4:35 pm, Farm Barn: A few minutes later, Mia leads Brewer back to her pasture. Another day’s work done.
4:35 pm, Restaurant: Dining room manager and beverage director Scott Doherty leads a pre-service meeting with the front of house restaurant staff. They discuss new wines added to the list, how they could be paired with the evening’s menu items, and Scott shares the stories of the producers behind the bottle. Chef Matthew joins to inform everyone about menu changes and a special: locally wildcrafted golden Chanterelles with Japanese eggplant from the Market Garden. The vegetables are skewered, grilled, and served with apricot green tomato chutney (the green tomatoes are from last year’s growing season and pickled over the winter and spring).
— EVENING —
6:24 pm, Dairy: With afternoon milking complete, the herd settles in for the night with farm-fresh roughage from our pastures.
6:46 pm, Farm Barn courtyard: Local string band "The Tenderbellies" take the stage for a free Town of Shelburne concert.
6:46 pm, Farm Cart: Chef John and staff serve up farm burgers, sausages, and grain salads to the concert crowd. They'll sell out on everything before the music ends.
8:25 pm: As diners and guests enjoy the beautiful evening at the Inn, the sun sets.
All photos & videos by: Holly Brough, Andrea Estey, Robin Turnau, and Sarah Webb. CSWD video by Jed Norris. Office photos by Anna Dundas. With thanks to everyone on staff who welcomed us into their day.
I loved this so much. Thank you for sharing
Wonderful work. Try it again in the fall if you all have the energy. Exceptional effort .
Fabulous! Loved sharing with our friends here at home in Pennsylvania. Now they get to see where we spend time each year and why Shelburne Farm is such a unique
Thank you for giving all of us an opportunity to experience a day at Shelburne Farms. The tremendous amount of work and effort by all who run and maintain the farm results in so much goodness, calm and beauty for all of us to enjoy.
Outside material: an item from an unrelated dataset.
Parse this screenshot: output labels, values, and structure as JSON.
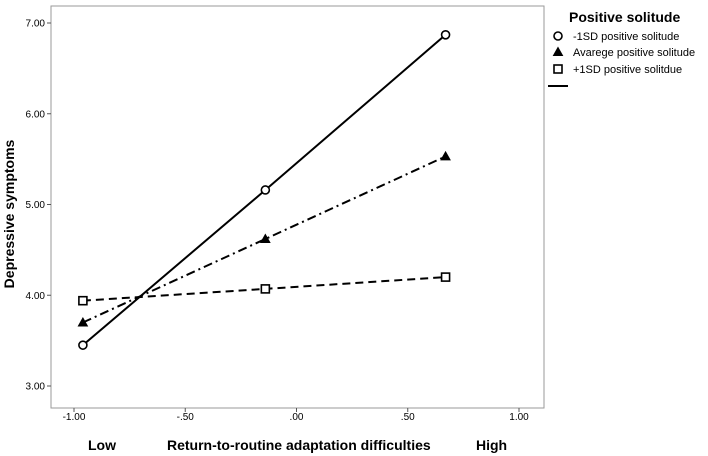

Our trips to Shelburne from here in California are infrequent, so it was great to have this vicarious visit! Fun to see all the characters at work on the Farm, people and animals alike. And it was good to learn that you were not overwhelmed by tragic deluges that hit elsewhere in Vermont.
Fantastic! Shelburne Farms is such a beautiful place! Thank you for sharing and I can’t wait to visit again!